Histograms beat averages — averages hide tail latency. Counters are monotonic; never use them for "current value" (use a Gauge).

## Anti-patterns

### Span context dropping in worker_threads

**Symptom:** Worker spans appear as new traces with no parent.
**Diagnosis:** OTel context is per-async-context; worker_threads is a fresh context.
**Fix:** Serialize the W3C traceparent across the message channel and re-establish on the other side using the W3C Trace Context propagator.

### Auto-instrumentation imported AFTER target modules

**Symptom:** http/express requests have no spans even though the SDK is loaded.
**Diagnosis:** Auto-instrumentation patches modules at require time. If the app imported `express` before SDK init, it's already monkey-patched-or-not for the rest of the process.
**Fix:** Use `--require` (CJS) or `--import` (ESM) to load instrumentation BEFORE the entry. Never `import './instrumentation.ts'` from `index.ts`.

### Missing `service.name`

**Symptom:** All traces show `unknown_service:node` in the vendor UI.
**Diagnosis:** Resource attributes weren't set; default fallback kicked in.
**Fix:** Always set `service.name` in `resourceFromAttributes`. Verify with the Console exporter locally before deploying.

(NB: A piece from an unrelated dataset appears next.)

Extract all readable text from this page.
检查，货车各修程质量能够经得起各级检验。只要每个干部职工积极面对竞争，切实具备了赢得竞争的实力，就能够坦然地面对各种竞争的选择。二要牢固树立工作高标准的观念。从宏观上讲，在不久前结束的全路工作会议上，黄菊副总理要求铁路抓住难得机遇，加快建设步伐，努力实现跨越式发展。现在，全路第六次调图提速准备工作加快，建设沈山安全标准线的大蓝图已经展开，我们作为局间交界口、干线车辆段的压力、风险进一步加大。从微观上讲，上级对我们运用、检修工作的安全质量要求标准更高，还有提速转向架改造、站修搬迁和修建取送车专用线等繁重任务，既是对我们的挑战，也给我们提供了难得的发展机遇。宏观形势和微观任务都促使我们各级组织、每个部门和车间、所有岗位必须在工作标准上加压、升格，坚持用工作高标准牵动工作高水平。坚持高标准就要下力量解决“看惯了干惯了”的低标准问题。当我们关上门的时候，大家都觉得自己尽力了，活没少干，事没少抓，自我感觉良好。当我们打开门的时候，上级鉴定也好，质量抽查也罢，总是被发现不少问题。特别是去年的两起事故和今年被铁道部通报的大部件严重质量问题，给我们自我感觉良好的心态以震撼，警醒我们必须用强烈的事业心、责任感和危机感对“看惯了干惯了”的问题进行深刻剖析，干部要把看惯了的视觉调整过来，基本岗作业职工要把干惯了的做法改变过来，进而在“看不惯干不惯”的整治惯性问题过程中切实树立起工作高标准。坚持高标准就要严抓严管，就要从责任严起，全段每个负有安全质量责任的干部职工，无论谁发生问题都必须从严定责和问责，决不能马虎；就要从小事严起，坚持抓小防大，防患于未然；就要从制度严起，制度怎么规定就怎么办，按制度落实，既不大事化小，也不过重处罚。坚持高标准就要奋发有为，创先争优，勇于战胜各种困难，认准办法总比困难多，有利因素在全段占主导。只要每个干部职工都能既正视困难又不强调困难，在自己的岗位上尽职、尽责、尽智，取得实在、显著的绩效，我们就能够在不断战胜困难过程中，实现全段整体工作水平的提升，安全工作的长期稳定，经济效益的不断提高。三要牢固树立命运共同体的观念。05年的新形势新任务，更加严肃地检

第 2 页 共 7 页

### Sampling drift between services

**Symptom:** Traces are missing middle hops; you see only the entry and the database.
**Diagnosis:** Service A samples at 10% with no parent context; Service B receives the trace with `sampled=0` but its own sampler ignores parent and samples at 100%.
**Fix:** Use `ParentBasedSampler` on every service so they honor upstream decisions.

### Logging span IDs without joining via OTLP logs

**Symptom:** Logs say "trace_id=xxx" but the vendor UI doesn't link logs to traces.
**Diagnosis:** Most vendors auto-link only when logs come through the OTLP log pipeline (or via an SDK-native logger).
**Fix:** Switch to `@opentelemetry/api-logs` or use a logger integration that injects trace context AND ships via OTLP.

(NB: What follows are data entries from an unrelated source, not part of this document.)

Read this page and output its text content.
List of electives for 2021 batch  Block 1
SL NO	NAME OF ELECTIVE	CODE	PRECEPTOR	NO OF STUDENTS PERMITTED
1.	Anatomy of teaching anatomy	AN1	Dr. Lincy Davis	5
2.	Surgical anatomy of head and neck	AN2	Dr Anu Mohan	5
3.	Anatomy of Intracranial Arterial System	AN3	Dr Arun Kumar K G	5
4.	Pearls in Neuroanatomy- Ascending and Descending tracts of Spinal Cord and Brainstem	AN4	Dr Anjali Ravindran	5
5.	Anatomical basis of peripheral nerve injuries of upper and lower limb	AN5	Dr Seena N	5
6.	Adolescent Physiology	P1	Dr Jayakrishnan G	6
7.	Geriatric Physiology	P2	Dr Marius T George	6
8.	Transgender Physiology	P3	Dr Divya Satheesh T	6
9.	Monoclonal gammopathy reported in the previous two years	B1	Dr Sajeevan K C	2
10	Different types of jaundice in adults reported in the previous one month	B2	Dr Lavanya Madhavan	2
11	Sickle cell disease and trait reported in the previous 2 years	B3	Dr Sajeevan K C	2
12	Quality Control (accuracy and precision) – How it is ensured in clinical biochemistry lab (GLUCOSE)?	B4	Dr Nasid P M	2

### Memory leak when collector unreachable

**Symptom:** Heap grows steadily; eventually OOM.
**Diagnosis:** BatchSpanProcessor buffer has no cap, or the cap is too high, and the collector has been down for hours.
**Fix:** Set `maxQueueSize`. Drop on overflow is the right behavior — better than crashing your service.

## Quality gates

- [ ] Every service sets `service.name`, `service.version`, `deployment.environment`.
- [ ] SDK init runs before any instrumented module imports (verified by a missing-span test).
- [ ] `ParentBasedSampler` configured on every service.
- [ ] Sampling rate documented in the runbook with per-environment values.
- [ ] OTLP endpoint health-checked at boot; clear error on failure.
- [ ] `BatchSpanProcessor.maxQueueSize` set to a finite value.
- [ ] Error paths call `span.recordException` and set `SpanStatusCode.ERROR`.
- [ ] Histograms used for latency/value; counters never used for current-state metrics.
- [ ] Browser fetch instrumentation has a `propagateTraceHeaderCorsUrls` allowlist.
- [ ] Trace context propagated across async boundaries (worker_threads, message queues).

## NOT for

- **Datadog APM, New Relic, AppDynamics agents** — vendor-native; different setup.
- **Structured-logging-only** observability — different layer. → `structured-logging-design` for the schema/redaction side; `grafana-dashboard-builder` for the visualization side.
- **Pre-OTel tracers** (Jaeger client, Zipkin Brave) — migration target should be OTel.
- **eBPF-based service maps** — different layer entirely.